Mitchell–Lama Housing Program
| Country | United States |
|---|---|
| State | New York |
| Formed | 1955 |
| Legal basis | Limited-Profit Housing Companies Law (1955); now Private Housing Finance Law, art. II |
| Administered by | New York State Homes and Community Renewal; New York City Department of Housing Preservation and Development |
| Housing type | Limited-profit rental and limited-equity cooperative housing |
| Units built | 269 developments; over 105,000 apartments |
The Mitchell–Lama Housing Program is a non-subsidy governmental housing guarantee in the state of New York that supports limited-profit rental and cooperative housing for moderate- and middle-income residents. It was established in 1955 and is jointly administered by New York State Homes and Community Renewal (HCR) and, for city-supervised developments, the New York City Department of Housing Preservation and Development (HPD). Under the program, local jurisdictions may acquire property by eminent domain and provide it to developers to build housing for low- and middle-income tenants. Developers receive tax abatements while they remain in the program and low-interest mortgages subsidized by the federal, state, or New York City government, and are guaranteed a limited return on equity.

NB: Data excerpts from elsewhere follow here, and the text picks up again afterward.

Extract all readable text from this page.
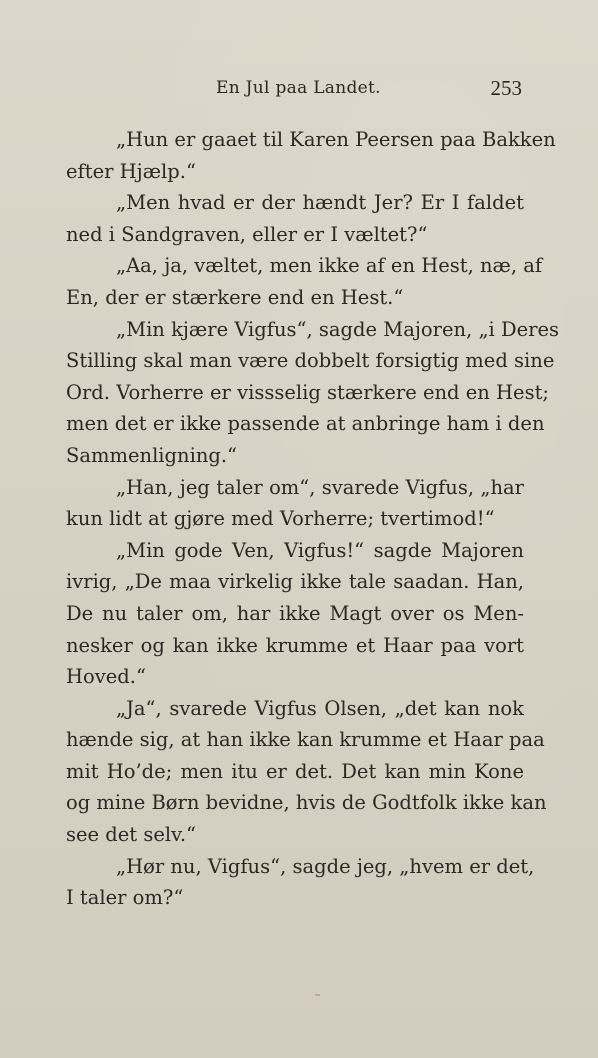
En Jul paa Landet.	253

„Hun er gaaet til Karen Peersen paa Bakken
efter Hjælp.“

„Men hvad er der hændt Jer? Er I faldet
ned i Sandgraven, eller er I væltet?“

„Aa, ja, væltet, men ikke af en Hest, næ, af
En, der er stærkere end en Hest.“

„Min kjære Vigfus“, sagde Majoren, „i Deres
Stilling skal man være dobbelt forsigtig med sine
Ord. Vorherre er vissselig stærkere end en Hest;
men det er ikke passende at anbringe ham i den
Sammenligning.“

„Han, jeg taler om“, svarede Vigfus, „har
kun lidt at gjøre med Vorherre; tvertimod!“

„Min gode Ven, Vigfus!“ sagde Majoren
ivrig, „De maa virkelig ikke tale saadan. Han,
De nu taler om, har ikke Magt over os Men-
nesker og kan ikke krumme et Haar paa vort
Hoved.“

„Ja“, svarede Vigfus Olsen, „det kan nok
hænde sig, at han ikke kan krumme et Haar paa
mit Ho’de; men itu er det. Det kan min Kone
og mine Børn bevidne, hvis de Godtfolk ikke kan
see det selv.“

„Hør nu, Vigfus“, sagde jeg, „hvem er det,
I taler om?“
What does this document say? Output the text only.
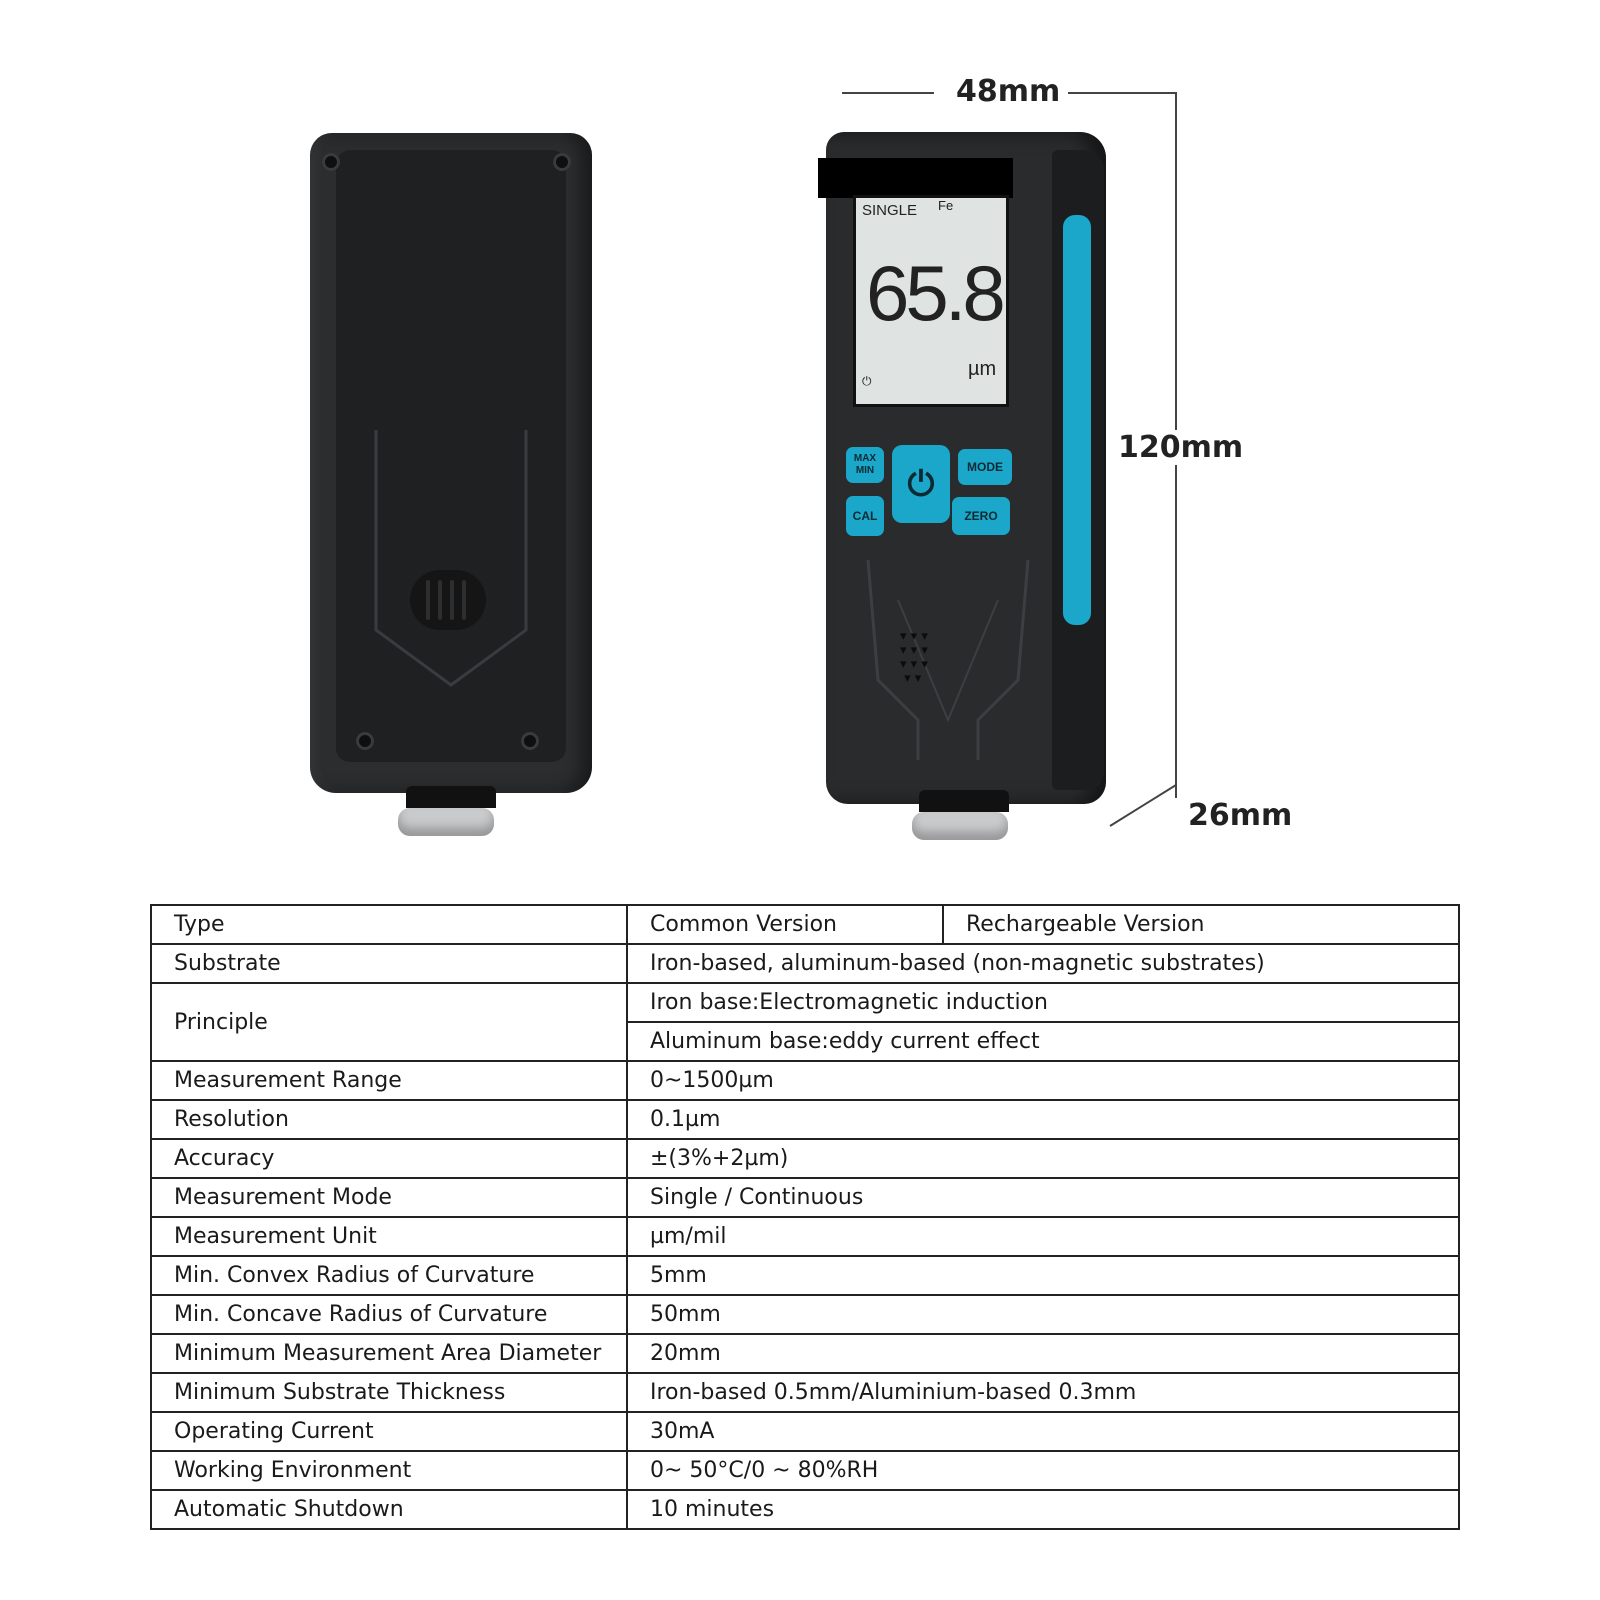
SINGLE Fe
65.8
µm
⏻
MAX
MIN ⏻	MODE
CAL	ZERO
▾ ▾ ▾
▾ ▾ ▾
▾ ▾ ▾
▾ ▾
48mm
120mm
26mm
Type	Common Version	Rechargeable Version
Substrate	Iron-based, aluminum-based (non-magnetic substrates)	
Principle	Iron base:Electromagnetic induction	
	Aluminum base:eddy current effect	
Measurement Range	0~1500µm	
Resolution	0.1µm	
Accuracy	±(3%+2µm)	
Measurement Mode	Single / Continuous	
Measurement Unit	µm/mil	
Min. Convex Radius of Curvature	5mm	
Min. Concave Radius of Curvature	50mm	
Minimum Measurement Area Diameter	20mm	
Minimum Substrate Thickness	Iron-based 0.5mm/Aluminium-based 0.3mm	
Operating Current	30mA	
Working Environment	0~ 50°C/0 ~ 80%RH	
Automatic Shutdown	10 minutes	
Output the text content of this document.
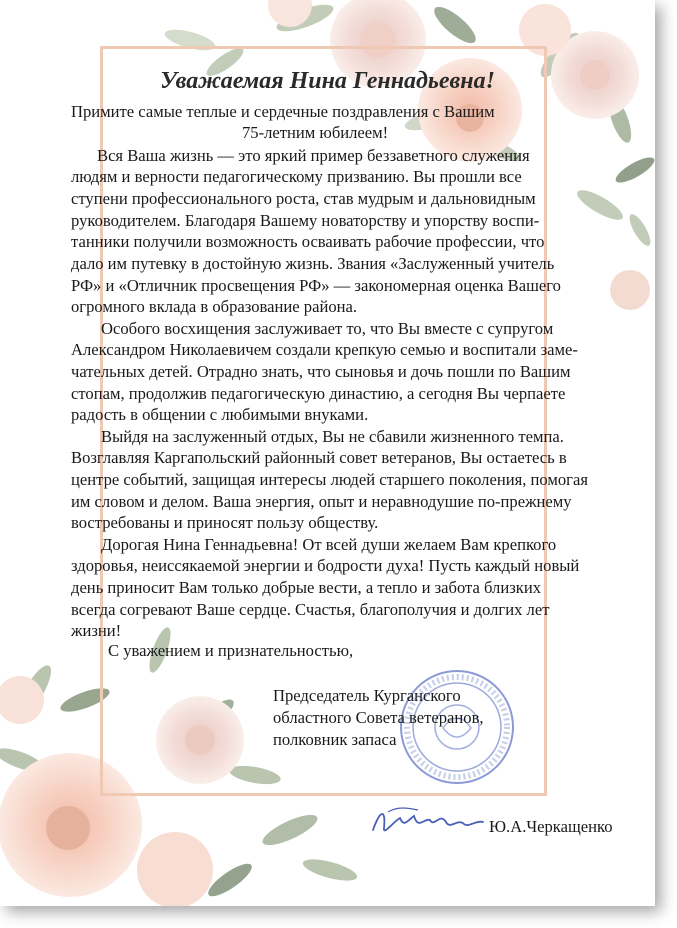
Уважаемая Нина Геннадьевна!
Примите самые теплые и сердечные поздравления с Вашим
75-летним юбилеем!
Вся Ваша жизнь — это яркий пример беззаветного служения
людям и верности педагогическому призванию. Вы прошли все
ступени профессионального роста, став мудрым и дальновидным
руководителем. Благодаря Вашему новаторству и упорству воспи-
танники получили возможность осваивать рабочие профессии, что
дало им путевку в достойную жизнь. Звания «Заслуженный учитель
РФ» и «Отличник просвещения РФ» — закономерная оценка Вашего
огромного вклада в образование района.
Особого восхищения заслуживает то, что Вы вместе с супругом
Александром Николаевичем создали крепкую семью и воспитали заме-
чательных детей. Отрадно знать, что сыновья и дочь пошли по Вашим
стопам, продолжив педагогическую династию, а сегодня Вы черпаете
радость в общении с любимыми внуками.
Выйдя на заслуженный отдых, Вы не сбавили жизненного темпа.
Возглавляя Каргапольский районный совет ветеранов, Вы остаетесь в
центре событий, защищая интересы людей старшего поколения, помогая
им словом и делом. Ваша энергия, опыт и неравнодушие по-прежнему
востребованы и приносят пользу обществу.
Дорогая Нина Геннадьевна! От всей души желаем Вам крепкого
здоровья, неиссякаемой энергии и бодрости духа! Пусть каждый новый
день приносит Вам только добрые вести, а тепло и забота близких
всегда согревают Ваше сердце. Счастья, благополучия и долгих лет
жизни!
С уважением и признательностью,
Председатель Курганского
областного Совета ветеранов,
полковник запаса
Ю.А.Черкащенко
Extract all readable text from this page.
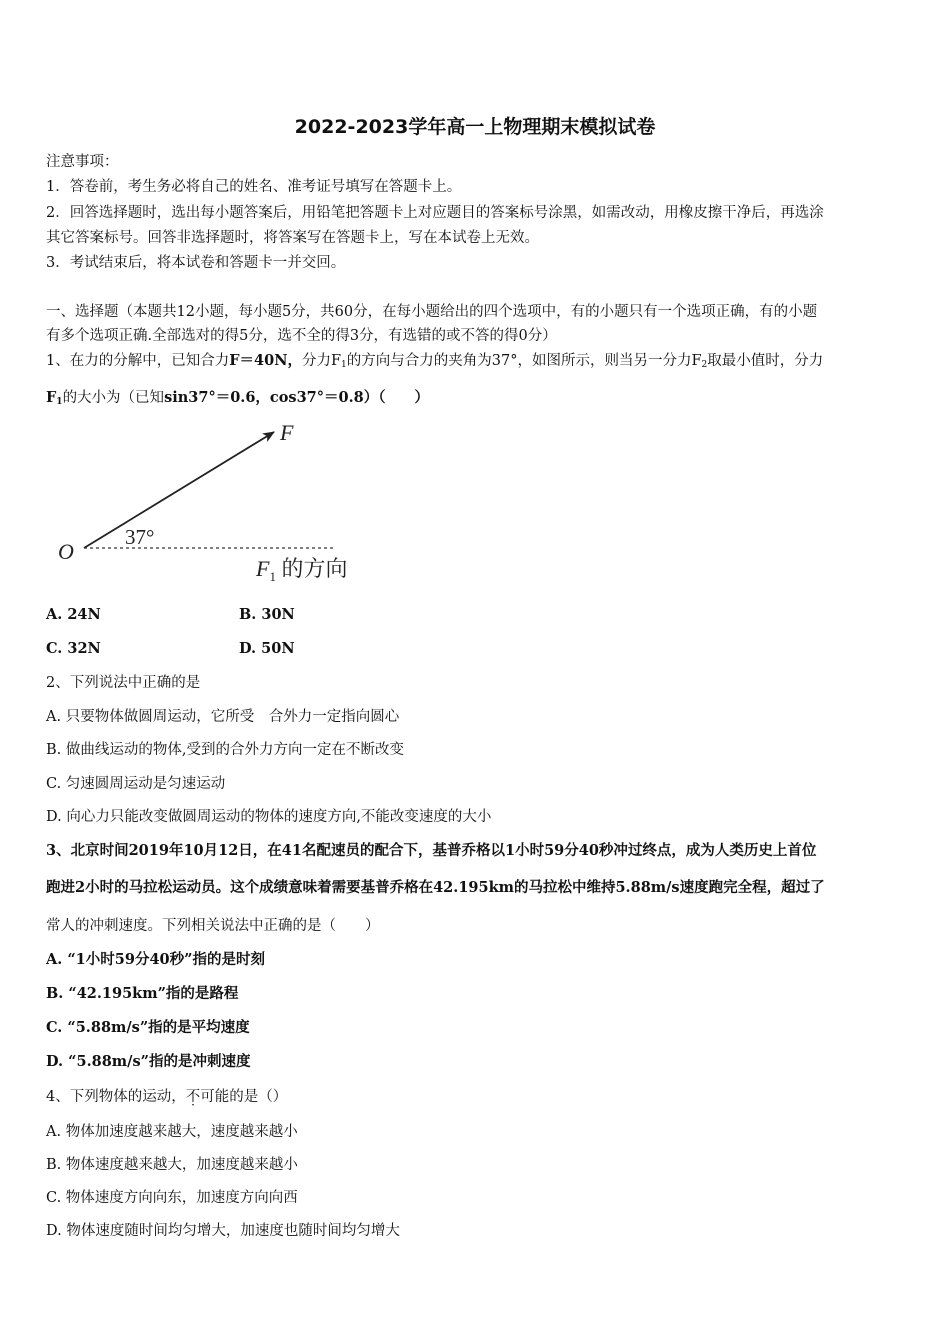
2022-2023学年高一上物理期末模拟试卷
注意事项：
1．答卷前，考生务必将自己的姓名、准考证号填写在答题卡上。
2．回答选择题时，选出每小题答案后，用铅笔把答题卡上对应题目的答案标号涂黑，如需改动，用橡皮擦干净后，再选涂
其它答案标号。回答非选择题时，将答案写在答题卡上，写在本试卷上无效。
3．考试结束后，将本试卷和答题卡一并交回。
一、选择题（本题共12小题，每小题5分，共60分，在每小题给出的四个选项中，有的小题只有一个选项正确，有的小题
有多个选项正确.全部选对的得5分，选不全的得3分，有选错的或不答的得0分）
1、在力的分解中，已知合力F＝40N，分力$F_1$的方向与合力的夹角为37°，如图所示，则当另一分力$F_2$取最小值时，分力
$F_1$的大小为（已知sin37°＝0.6，cos37°＝0.8）（　　）
F
O
37°
$F_1$ 的方向
A. 24N	B. 30N
C. 32N	D. 50N
2、下列说法中正确的是
A. 只要物体做圆周运动，它所受　合外力一定指向圆心
B. 做曲线运动的物体,受到的合外力方向一定在不断改变
C. 匀速圆周运动是匀速运动
D. 向心力只能改变做圆周运动的物体的速度方向,不能改变速度的大小
3、北京时间2019年10月12日，在41名配速员的配合下，基普乔格以1小时59分40秒冲过终点，成为人类历史上首位
跑进2小时的马拉松运动员。这个成绩意味着需要基普乔格在42.195km的马拉松中维持5.88m/s速度跑完全程，超过了
常人的冲刺速度。下列相关说法中正确的是（　　）
A. “1小时59分40秒”指的是时刻
B. “42.195km”指的是路程
C. “5.88m/s”指的是平均速度
D. “5.88m/s”指的是冲刺速度
4、下列物体的运动，不可能的是（）
A. 物体加速度越来越大，速度越来越小
B. 物体速度越来越大，加速度越来越小
C. 物体速度方向向东，加速度方向向西
D. 物体速度随时间均匀增大，加速度也随时间均匀增大
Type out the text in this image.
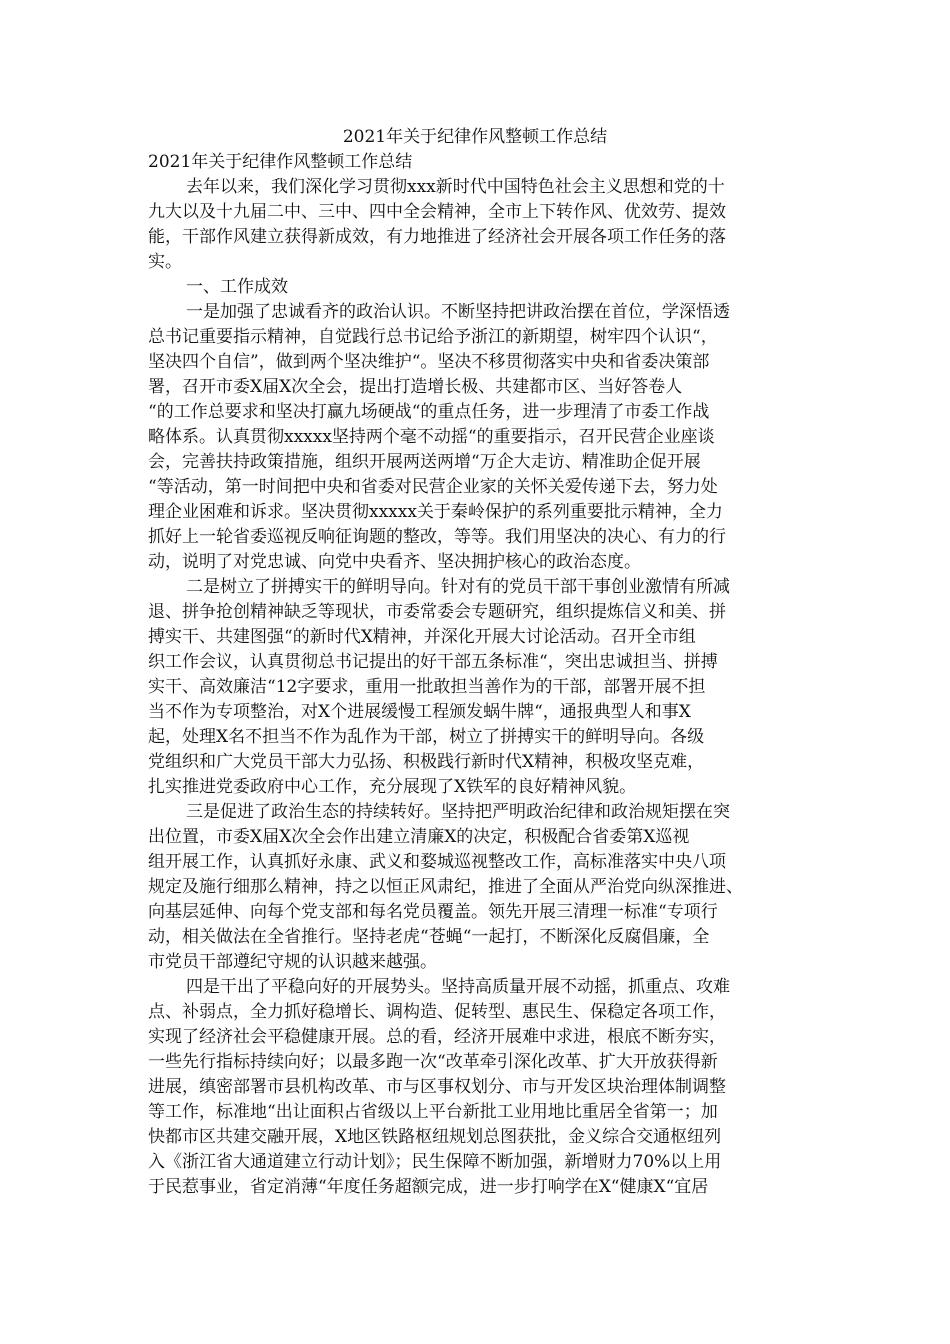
2021年关于纪律作风整顿工作总结

2021年关于纪律作风整顿工作总结

去年以来，我们深化学习贯彻xxx新时代中国特色社会主义思想和党的十

九大以及十九届二中、三中、四中全会精神，全市上下转作风、优效劳、提效

能，干部作风建立获得新成效，有力地推进了经济社会开展各项工作任务的落

实。

一、工作成效

一是加强了忠诚看齐的政治认识。不断坚持把讲政治摆在首位，学深悟透

总书记重要指示精神，自觉践行总书记给予浙江的新期望，树牢四个认识“，

坚决四个自信”，做到两个坚决维护“。坚决不移贯彻落实中央和省委决策部

署，召开市委X届X次全会，提出打造增长极、共建都市区、当好答卷人

“的工作总要求和坚决打赢九场硬战“的重点任务，进一步理清了市委工作战

略体系。认真贯彻xxxxx坚持两个毫不动摇“的重要指示，召开民营企业座谈

会，完善扶持政策措施，组织开展两送两增“万企大走访、精准助企促开展

“等活动，第一时间把中央和省委对民营企业家的关怀关爱传递下去，努力处

理企业困难和诉求。坚决贯彻xxxxx关于秦岭保护的系列重要批示精神，全力

抓好上一轮省委巡视反响征询题的整改，等等。我们用坚决的决心、有力的行

动，说明了对党忠诚、向党中央看齐、坚决拥护核心的政治态度。

二是树立了拼搏实干的鲜明导向。针对有的党员干部干事创业激情有所减

退、拼争抢创精神缺乏等现状，市委常委会专题研究，组织提炼信义和美、拼

搏实干、共建图强“的新时代X精神，并深化开展大讨论活动。召开全市组

织工作会议，认真贯彻总书记提出的好干部五条标准“，突出忠诚担当、拼搏

实干、高效廉洁“12字要求，重用一批敢担当善作为的干部，部署开展不担

当不作为专项整治，对X个进展缓慢工程颁发蜗牛牌“，通报典型人和事X

起，处理X名不担当不作为乱作为干部，树立了拼搏实干的鲜明导向。各级

党组织和广大党员干部大力弘扬、积极践行新时代X精神，积极攻坚克难，

扎实推进党委政府中心工作，充分展现了X铁军的良好精神风貌。

三是促进了政治生态的持续转好。坚持把严明政治纪律和政治规矩摆在突

出位置，市委X届X次全会作出建立清廉X的决定，积极配合省委第X巡视

组开展工作，认真抓好永康、武义和婺城巡视整改工作，高标准落实中央八项

规定及施行细那么精神，持之以恒正风肃纪，推进了全面从严治党向纵深推进、

向基层延伸、向每个党支部和每名党员覆盖。领先开展三清理一标准“专项行

动，相关做法在全省推行。坚持老虎“苍蝇“一起打，不断深化反腐倡廉，全

市党员干部遵纪守规的认识越来越强。

四是干出了平稳向好的开展势头。坚持高质量开展不动摇，抓重点、攻难

点、补弱点，全力抓好稳增长、调构造、促转型、惠民生、保稳定各项工作，

实现了经济社会平稳健康开展。总的看，经济开展难中求进，根底不断夯实，

一些先行指标持续向好；以最多跑一次“改革牵引深化改革、扩大开放获得新

进展，缜密部署市县机构改革、市与区事权划分、市与开发区块治理体制调整

等工作，标准地“出让面积占省级以上平台新批工业用地比重居全省第一；加

快都市区共建交融开展，X地区铁路枢纽规划总图获批，金义综合交通枢纽列

入《浙江省大通道建立行动计划》；民生保障不断加强，新增财力70%以上用

于民惹事业，省定消薄“年度任务超额完成，进一步打响学在X“健康X“宜居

Between the mid-1950s and late 1970s, the program helped produce more than 130,000 apartments in New York City alone and a total of 269 developments with over 105,000 apartments statewide, making it one of the most significant sources of postwar, non-public affordable housing in New York. The program has been described by housing scholars and advocates as a major experiment in limited-equity and limited-profit housing and a touchstone for contemporary debates over social housing and the preservation of middle-income housing in high-cost cities.
The program was based on the Morningside Gardens housing cooperative, a co-op in Manhattan's Morningside Heights neighborhood that was subsidized with tax money.